Используемое нами определение мотива сформулировано в работе Хализева В.Е. «Теория литературы», где под мотивом понимается «компонент произведений, обладающий повышенной значимостью (семантической насыщенностью). Он причастен теме и концепции (идее) произведения, но им не тождественен... Мотив локализован в произведении, но присутствует в формах самых разных. Он может являть собой варьируемое слово или словосочетание, или представать как нечто обозначаемое,., или оставаться лишь угадываемым, ушедшим в подтекст... Важнейшая черта мотива - его способность оказываться полуреализованным в тексте, явленным в нем неполно. Мотивы могут выступать... как достояние... целых жанров, направлений, литературных эпох» (15). Данному определению среди прочих определений мотива (А.Н. Веселовского, Б.В. Томашевского, Б.М. Гаспарова, и др.) отдано предпочтение как наиболее отвечающему целям избранного исследования.

Сформулированная гипотеза определяет следующие цели исследования:

- дать определение «романтической пародии», раскрыть характерные черты «романтической пародии», его основные признаки. Подтвердить его в ходе работы, опираясь на научную и художественную литературу. Указать отличие данной дефиниции от понятия «пародии», «романтической иронии», «иронии», «сатиры», «парадокса», «травестии»;

определить круг явлений, объединенных понятием «романтическая пародия»;

выявить трансформацию стержневых мотивов, тем и стиля писателей второго этапа по сравнению с ранними романтическими произведениями, показать эволюцию романтического мировоззрения от иенского периода к позднему и оценить характер произошедших изменений, доказав тем самым, что «романтическая ирония», являющаяся основной категорией для иенского романтизма, уступает место «романтической пародии»;

исходя из всего вышеперечисленного, доказать, что «романтическая пародия» способствовала плодотворному развитию романтического направления в Германии.

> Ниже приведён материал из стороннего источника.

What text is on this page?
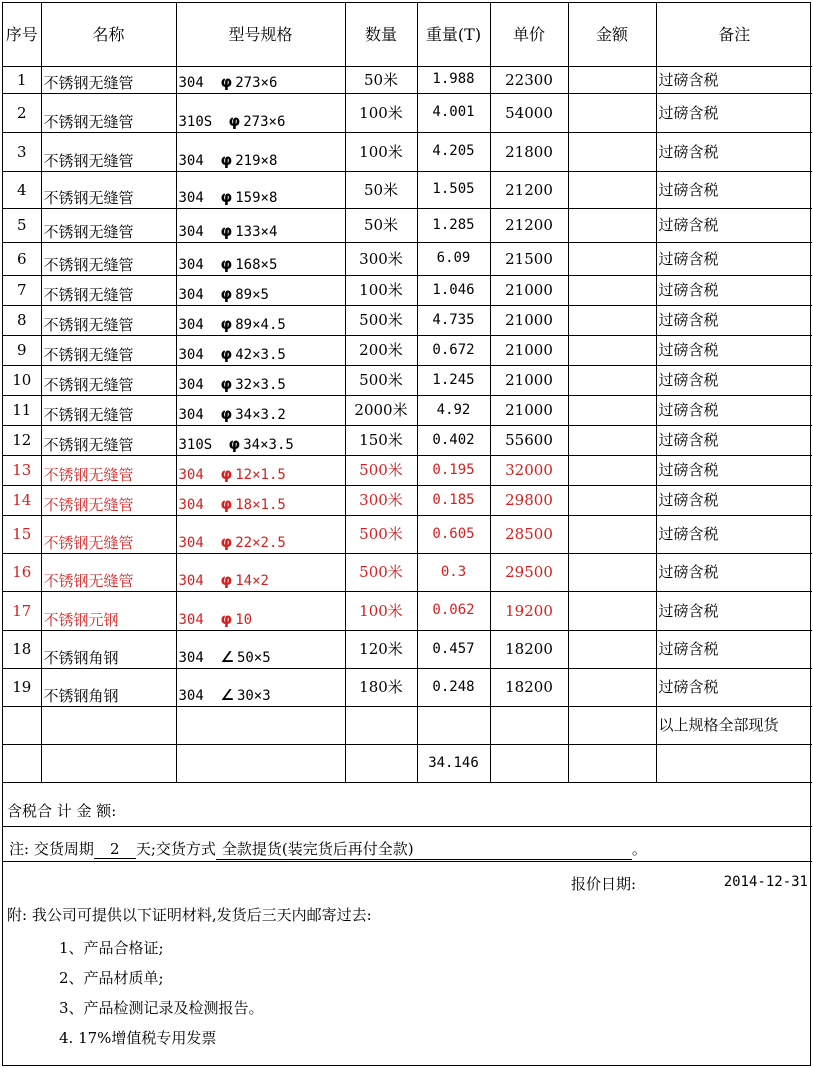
序号	名称	型号规格	数量	重量(T)	单价	金额	备注
1	不锈钢无缝管	304 φ 273×6	50米	1.988	22300		过磅含税
2	不锈钢无缝管	310S φ 273×6	100米	4.001	54000		过磅含税
3	不锈钢无缝管	304 φ 219×8	100米	4.205	21800		过磅含税
4	不锈钢无缝管	304 φ 159×8	50米	1.505	21200		过磅含税
5	不锈钢无缝管	304 φ 133×4	50米	1.285	21200		过磅含税
6	不锈钢无缝管	304 φ 168×5	300米	6.09	21500		过磅含税
7	不锈钢无缝管	304 φ 89×5	100米	1.046	21000		过磅含税
8	不锈钢无缝管	304 φ 89×4.5	500米	4.735	21000		过磅含税
9	不锈钢无缝管	304 φ 42×3.5	200米	0.672	21000		过磅含税
10	不锈钢无缝管	304 φ 32×3.5	500米	1.245	21000		过磅含税
11	不锈钢无缝管	304 φ 34×3.2	2000米	4.92	21000		过磅含税
12	不锈钢无缝管	310S φ 34×3.5	150米	0.402	55600		过磅含税
13	不锈钢无缝管	304 φ 12×1.5	500米	0.195	32000		过磅含税
14	不锈钢无缝管	304 φ 18×1.5	300米	0.185	29800		过磅含税
15	不锈钢无缝管	304 φ 22×2.5	500米	0.605	28500		过磅含税
16	不锈钢无缝管	304 φ 14×2	500米	0.3	29500		过磅含税
17	不锈钢元钢	304 φ 10	100米	0.062	19200		过磅含税
18	不锈钢角钢	304 ∠ 50×5	120米	0.457	18200		过磅含税
19	不锈钢角钢	304 ∠ 30×3	180米	0.248	18200		过磅含税
							以上规格全部现货
				34.146			
含税合 计 金 额:
注: 交货周期 2 天;交货方式 全款提货(装完货后再付全款)	。
报价日期:	2014-12-31
附: 我公司可提供以下证明材料,发货后三天内邮寄过去:
1、产品合格证;
2、产品材质单;
3、产品检测记录及检测报告。
4. 17%增值税专用发票
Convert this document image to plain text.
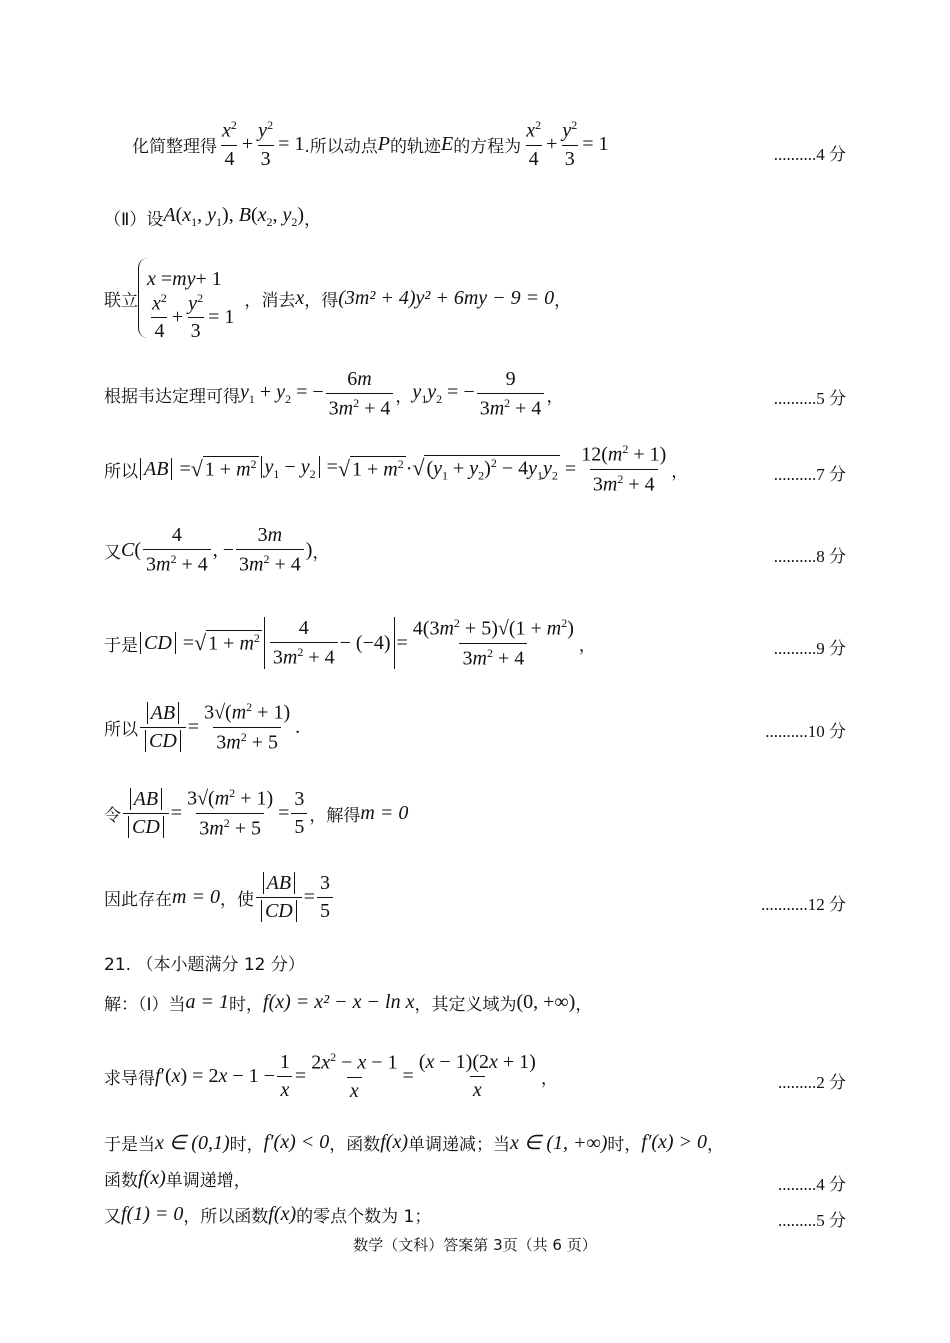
化简整理得 $\frac{x^2}{4} + \frac{y^2}{3} = 1$ .所以动点 P 的轨迹 E 的方程为 $\frac{x^2}{4} + \frac{y^2}{3} = 1$	..........4 分
（Ⅱ）设 $A(x_1$, $y_1$), $B(x_2$, $y_2$) ，
联立
x = my + 1
$\frac{x^2}{4} + \frac{y^2}{3} = 1$
，消去 x ，得 (3m² + 4)y² + 6my − 9 = 0 ，
根据韦达定理可得 $y_1 + y_2$ = − $\frac{6m}{3m^2 + 4}$ ， $y_1y_2$ = − $\frac{9}{3m^2 + 4}$ ，	..........5 分
所以 AB = √ $1 + m^2$ $y_1 - y_2$ = √ $1 + m^2$ · √ $(y_1 + y_2)^2 - 4y_1y_2 = \frac{12(m^2 + 1)}{3m^2 + 4}$ ，	..........7 分
又 $C( \frac{4}{3m^2 + 4}$ , − $\frac{3m}{3m^2 + 4}$ ) ，	..........8 分
于是 CD = √ $1 + m^2 \frac{4}{3m^2 + 4} - (-4) = \frac{4(3m^2 + 5)√(1 + m^2)}{3m^2 + 4}$ ，	..........9 分
所以 $\frac{AB}{CD} = \frac{3√(m^2 + 1)}{3m^2 + 5}$ .	..........10 分
令 $\frac{AB}{CD} = \frac{3√(m^2 + 1)}{3m^2 + 5} = \frac{3}{5}$ ，解得 m = 0
因此存在 m = 0 ，使 $\frac{AB}{CD} = \frac{3}{5}$	...........12 分
21. （本小题满分 12 分）
解：（Ⅰ）当 a = 1 时， f(x) = x² − x − ln x ，其定义域为 (0, +∞) ，
求导得 $f'(x) = 2x - 1 - \frac{1}{x} = \frac{2x^2 - x - 1}{x} = \frac{(x - 1)(2x + 1)}{x}$ ，	.........2 分
于是当 x ∈ (0,1) 时， f′(x) < 0 ，函数 f(x) 单调递减；当 x ∈ (1, +∞) 时， f′(x) > 0 ，
函数 f(x) 单调递增，	.........4 分
又 f(1) = 0 ，所以函数 f(x) 的零点个数为 1；	.........5 分
数学（文科）答案第 3页（共 6 页）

Для достижения поставленных целей необходимо решить следующие задачи:

- установить причины изменения концепции иронии на втором этапе немецкого романтизма (социальные условия, философия А. Шопенгауэра);

провести параллельный анализ мотивного комплекса позднеромантических текстов;

сопоставить данные произведения с текстами ранних романтиков;

доказать типологическое сходство художественной структуры текстов поздних романтиков;

вписать явление «романтической пародии» в литературный контекст эпохи.

Решением поставленных целей и задач диктуется выбор методологической основы исследования: использование сравнительно-сопоставительного, типологического, структурного, текстологического подходов с привлечением работ по общим и специальным вопросам теоретико-литературного характера.

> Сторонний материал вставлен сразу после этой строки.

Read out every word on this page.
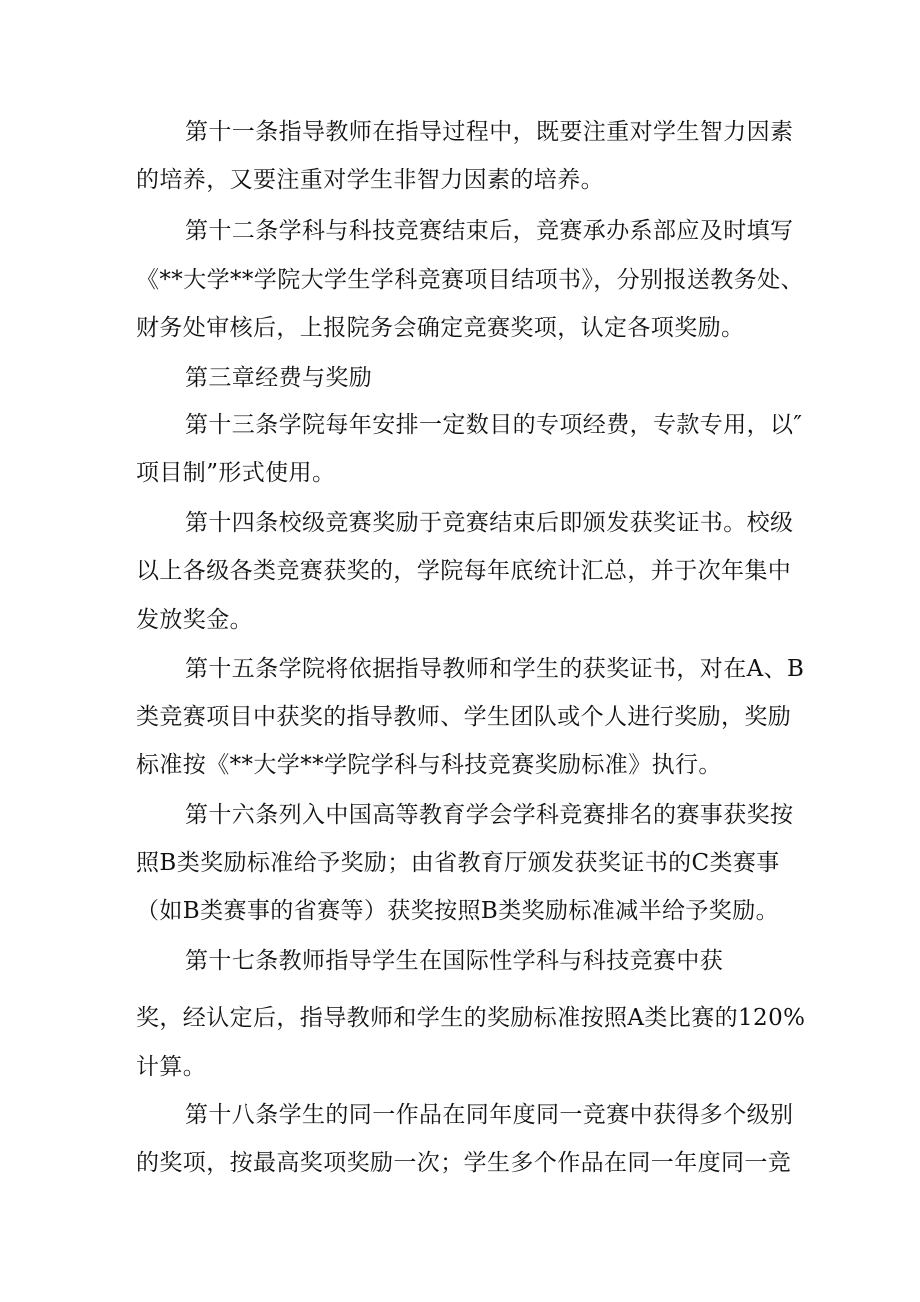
第十一条指导教师在指导过程中，既要注重对学生智力因素
的培养，又要注重对学生非智力因素的培养。
第十二条学科与科技竞赛结束后，竞赛承办系部应及时填写
《**大学**学院大学生学科竞赛项目结项书》，分别报送教务处、
财务处审核后，上报院务会确定竞赛奖项，认定各项奖励。
第三章经费与奖励
第十三条学院每年安排一定数目的专项经费，专款专用，以″
项目制”形式使用。
第十四条校级竞赛奖励于竞赛结束后即颁发获奖证书。校级
以上各级各类竞赛获奖的，学院每年底统计汇总，并于次年集中
发放奖金。
第十五条学院将依据指导教师和学生的获奖证书，对在A、B
类竞赛项目中获奖的指导教师、学生团队或个人进行奖励，奖励
标准按《**大学**学院学科与科技竞赛奖励标准》执行。
第十六条列入中国高等教育学会学科竞赛排名的赛事获奖按
照B类奖励标准给予奖励；由省教育厅颁发获奖证书的C类赛事
（如B类赛事的省赛等）获奖按照B类奖励标准减半给予奖励。
第十七条教师指导学生在国际性学科与科技竞赛中获
奖，经认定后，指导教师和学生的奖励标准按照A类比赛的120%
计算。
第十八条学生的同一作品在同年度同一竞赛中获得多个级别
的奖项，按最高奖项奖励一次；学生多个作品在同一年度同一竞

Теоретическая база обусловлена целями и задачами диссертационной работы. Мы опираемся на труды НЛ. Берковского, М.И. Бента, А.С. Дмитриева, В.М. Жирмунского, А.Н. Карельского, А.В. Михайлова, СВ. Тураева, Ф.П. Фёдорова, Г.Н. Храповицкой, Д.Л. Чавчанидзе, Barnow D., Broin G., Fliegner S. При определении и анализе дефиниции «романтической пародии» мы пользовались исследованиями М.М. Бахтина, Ю.Н. Тынянова, Г.Н. Храповицкой, Allemann В., Anton В., Szondi Р., учитывались точки зрения Ю. Борева, А. А. Морозова, В Л. Проппа, О.М. Фрейденберг, Freund W., Miiller В. Также в диссертации использованы многочисленные работы, посвященные творчеству поздних романтиков, как общетеоретического и проблемного характера, так и касающиеся творчества отдельно взятого автора (например, Э.-Т.-А. Гофмана).

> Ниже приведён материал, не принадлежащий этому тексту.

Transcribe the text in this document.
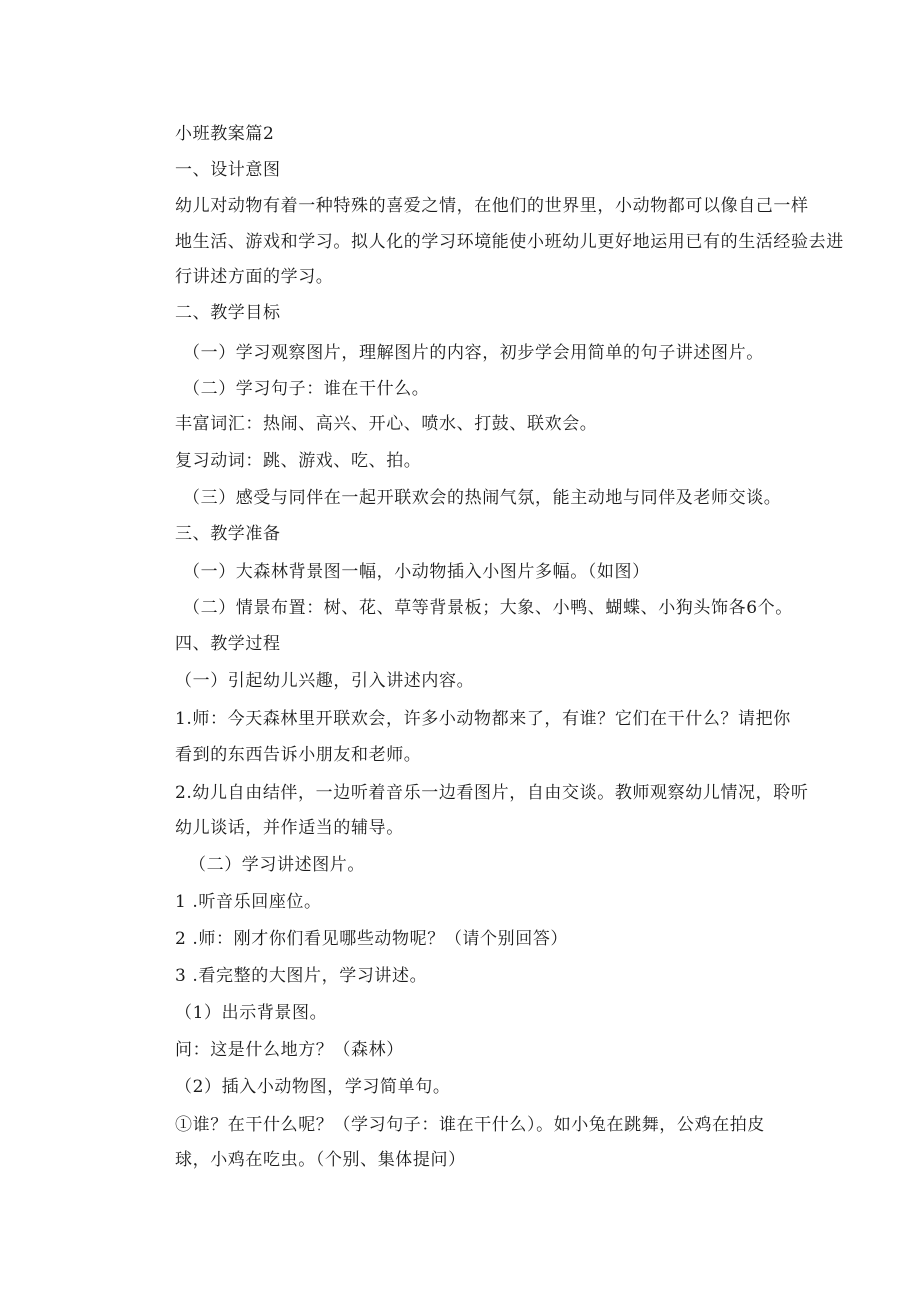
小班教案篇2
一、设计意图
幼儿对动物有着一种特殊的喜爱之情，在他们的世界里，小动物都可以像自己一样
地生活、游戏和学习。拟人化的学习环境能使小班幼儿更好地运用已有的生活经验去进
行讲述方面的学习。
二、教学目标
（一）学习观察图片，理解图片的内容，初步学会用简单的句子讲述图片。
（二）学习句子：谁在干什么。
丰富词汇：热闹、高兴、开心、喷水、打鼓、联欢会。
复习动词：跳、游戏、吃、拍。
（三）感受与同伴在一起开联欢会的热闹气氛，能主动地与同伴及老师交谈。
三、教学准备
（一）大森林背景图一幅，小动物插入小图片多幅。（如图）
（二）情景布置：树、花、草等背景板；大象、小鸭、蝴蝶、小狗头饰各6个。
四、教学过程
（一）引起幼儿兴趣，引入讲述内容。
1.师：今天森林里开联欢会，许多小动物都来了，有谁？它们在干什么？请把你
看到的东西告诉小朋友和老师。
2.幼儿自由结伴，一边听着音乐一边看图片，自由交谈。教师观察幼儿情况，聆听
幼儿谈话，并作适当的辅导。
（二）学习讲述图片。
1 .听音乐回座位。
2 .师：刚才你们看见哪些动物呢？（请个别回答）
3 .看完整的大图片，学习讲述。
（1）出示背景图。
问：这是什么地方？（森林）
（2）插入小动物图，学习简单句。
①谁？在干什么呢？（学习句子：谁在干什么）。如小兔在跳舞，公鸡在拍皮
球，小鸡在吃虫。（个别、集体提问）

Теоретическая значимость заключается в том, что разрабатывается и описывается понятие «романтическая пародия», уточняется и корректируется концепция иронии на втором этапе немецкого романтизма: для описания явления, происходящего в литературе позднего романтизма формулируется понятие «романтическая пародия». В работе представлена поуровневая реализация данного понятия в текстах поздних романтиков: на философском и эстетическом уровнях, на уровне построения образов, на сюжетном и стилистическом уровнях.

Практическая значимость работы состоит в том, что материалы диссертационного исследования могут быть использованы в курсе общей истории зарубежной литературы, в курсе теории зарубежной литературы, в курсе истории немецкой литературы, курсе западноевропейского романтизма, а также в специальных курсах, посвященных изучению второго этапа немецкого романтизма, в том числе по творчеству А. фон Шамиссо, Э.-Т.-А. Гофмана, И. фон Эйхендорфа, Э. Мёрике. Также теоретические разработки диссертации могут быть использованы при подготовке курсов по теории литературы.

Апробация работы. Результаты проведенного исследования были представлены в докладах на П и Ш конференциях «Филологические традиции в современном литературном и лингвистическом образовании» - М., МГПИ (2003, 2004гг.), а также обсуждались на аспирантском объединении кафедры всемирной литературы филологического факультета МПГУ. Основные положения диссертационного исследования отражены в научных статьях (5 публикаций).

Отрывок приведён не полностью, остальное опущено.